The research center was established in 1993 with a grant from the National Institute on Disabilities and Rehabilitation Research, an arm of the U.S. Department of Education. One of its charges was to find inventors who had designed promising, but untested devices, and to move them from the workshop to store shelves.

"Really helpful products often never reach consumers with disabilities because many designers and inventors don't have resources to develop their ideas and make them marketable, and don't know how to link up with a manufacturer," said Joseph Lane, director of the research center. "On the other hand, manufacturers often lack knowledge about consumer needs and product requirements for persons with disabilities. Our center provides the knowledge and resources to fill those gaps."

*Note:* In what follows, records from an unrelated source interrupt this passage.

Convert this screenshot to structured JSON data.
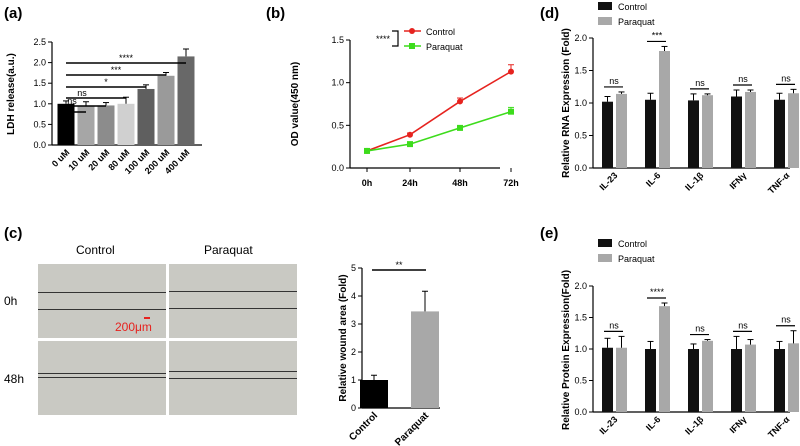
{
  "panels": {
    "a": "(a)",
    "b": "(b)",
    "c": "(c)",
    "d": "(d)",
    "e": "(e)"
  },
  "colors": {
    "control": "#e6231f",
    "paraquat": "#3ddc1c",
    "black": "#111111",
    "grey": "#a8a8a8"
  },
  "panel_c": {
    "col_control": "Control",
    "col_paraquat": "Paraquat",
    "row_0h": "0h",
    "row_48h": "48h",
    "scale_bar": "200μm"
  },
  "chart_data": [
    {
      "id": "a",
      "type": "bar",
      "title": "",
      "xlabel": "",
      "ylabel": "LDH release(a.u.)",
      "ylim": [
        0,
        2.5
      ],
      "yticks": [
        "0.0",
        "0.5",
        "1.0",
        "1.5",
        "2.0",
        "2.5"
      ],
      "categories": [
        "0 uM",
        "10 uM",
        "20 uM",
        "80 uM",
        "100 uM",
        "200 uM",
        "400 uM"
      ],
      "values": [
        1.0,
        0.96,
        0.96,
        1.0,
        1.36,
        1.68,
        2.15
      ],
      "errors": [
        0.07,
        0.09,
        0.07,
        0.16,
        0.1,
        0.08,
        0.18
      ],
      "bar_colors": [
        "#000000",
        "#a6a6a6",
        "#8c8c8c",
        "#d0d0d0",
        "#5f5f5f",
        "#9a9a9a",
        "#686868"
      ],
      "significance": [
        {
          "label": "ns",
          "to": 1
        },
        {
          "label": "ns",
          "to": 2
        },
        {
          "label": "ns",
          "to": 3
        },
        {
          "label": "*",
          "to": 4
        },
        {
          "label": "***",
          "to": 5
        },
        {
          "label": "****",
          "to": 6
        }
      ]
    },
    {
      "id": "b",
      "type": "line",
      "ylabel": "OD value(450 nm)",
      "ylim": [
        0,
        1.5
      ],
      "yticks": [
        "0.0",
        "0.5",
        "1.0",
        "1.5"
      ],
      "x": [
        "0h",
        "24h",
        "48h",
        "72h"
      ],
      "series": [
        {
          "name": "Control",
          "values": [
            0.2,
            0.39,
            0.78,
            1.13
          ],
          "errors": [
            0.02,
            0.02,
            0.04,
            0.08
          ]
        },
        {
          "name": "Paraquat",
          "values": [
            0.2,
            0.28,
            0.47,
            0.66
          ],
          "errors": [
            0.02,
            0.02,
            0.02,
            0.05
          ]
        }
      ],
      "significance": "****"
    },
    {
      "id": "c",
      "type": "bar",
      "ylabel": "Relative wound area (Fold)",
      "ylim": [
        0,
        5
      ],
      "yticks": [
        "0",
        "1",
        "2",
        "3",
        "4",
        "5"
      ],
      "categories": [
        "Control",
        "Paraquat"
      ],
      "values": [
        1.0,
        3.45
      ],
      "errors": [
        0.17,
        0.72
      ],
      "significance": "**"
    },
    {
      "id": "d",
      "type": "bar",
      "ylabel": "Relative RNA Expression (Fold)",
      "ylim": [
        0,
        2.0
      ],
      "yticks": [
        "0.0",
        "0.5",
        "1.0",
        "1.5",
        "2.0"
      ],
      "categories": [
        "IL-23",
        "IL-6",
        "IL-1β",
        "IFNγ",
        "TNF-α"
      ],
      "series": [
        {
          "name": "Control",
          "values": [
            1.02,
            1.05,
            1.04,
            1.1,
            1.05
          ],
          "errors": [
            0.08,
            0.1,
            0.1,
            0.1,
            0.1
          ]
        },
        {
          "name": "Paraquat",
          "values": [
            1.14,
            1.8,
            1.12,
            1.17,
            1.15
          ],
          "errors": [
            0.03,
            0.07,
            0.02,
            0.03,
            0.06
          ]
        }
      ],
      "significance": [
        "ns",
        "***",
        "ns",
        "ns",
        "ns"
      ]
    },
    {
      "id": "e",
      "type": "bar",
      "ylabel": "Relative Protein Expression(Fold)",
      "ylim": [
        0,
        2.0
      ],
      "yticks": [
        "0.0",
        "0.5",
        "1.0",
        "1.5",
        "2.0"
      ],
      "categories": [
        "IL-23",
        "IL-6",
        "IL-1β",
        "IFNγ",
        "TNF-α"
      ],
      "series": [
        {
          "name": "Control",
          "values": [
            1.02,
            1.0,
            1.0,
            1.0,
            1.0
          ],
          "errors": [
            0.15,
            0.12,
            0.08,
            0.2,
            0.12
          ]
        },
        {
          "name": "Paraquat",
          "values": [
            1.02,
            1.68,
            1.13,
            1.07,
            1.09
          ],
          "errors": [
            0.18,
            0.05,
            0.02,
            0.08,
            0.2
          ]
        }
      ],
      "significance": [
        "ns",
        "****",
        "ns",
        "ns",
        "ns"
      ]
    }
  ]
}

This is how the process works:

· Private and corporate inventors and designers are invited to submit prototypes of devices of potential use to persons with disabilities.
· Experts in the UB Center for Assistive Technology screen the submissions and assess their designs. If the technology passes muster, or if design flaws are easily modified, the prototype is advanced to consumer evaluation.
· People with disabilities recruited by Independent Living Centers in Buffalo and 14 other sites across the U.S. are paid to evaluate the product prototype for convenience and usefulness.
· The Western New York Technology Development Center, Inc., an agency promoting economic activity in Western New York, determines if a market exists for the product and defines that market.
· AZtech, Inc., a not-for-profit corporation directed by and for persons with disabilities and the commercialization arm of the UB center finds a manufacturer for the product and facilitates contract negotiations between inventor and manufacturer.

Research center technical experts have worked with more than 1,500 inventors to date and have evaluated nearly 200 devices, 33 of which were deemed useful and marketable. Twenty-two of the products are in various phases of commercialization, with the first devices due to be available this fall.

Inventors such as Joseph French of Joppa, Md., creator of the Echometer, a device used to assist people with communication disorders, pay an initial fee of $50.

"Because of them," said French of the research center and its partners, "this is the first time that any of my designs have had a chance in the marketplace."

Other products developed, evaluated or marketed through the research center include:

· An inexpensive, personal lift system introduced by Columbus-McKinnon in June
· A support arm that permits people with spasticity or poor muscle control to feed themselves, being developed with a California company
· A small, inexpensive hand-wrist roller for rehabilitation of persons recovering from stroke, surgery or other impairments, available in November through a firm in Atlanta.
· A computer-controlled microscope for people who can't operate standard instrument controls, can't see through the eyepiece of a standard microscope or can only work at the instrument for a limited time. Federal agencies and research labs have shown interest in this device.

To Lane, the center's contributions are tangible and pragmatic. "Persons with disabilities have more devices to help them lead productive, independent lives; fewer dollars have to be spent on community and home care, and companies have more useful products to sell," he said. "Everybody wins."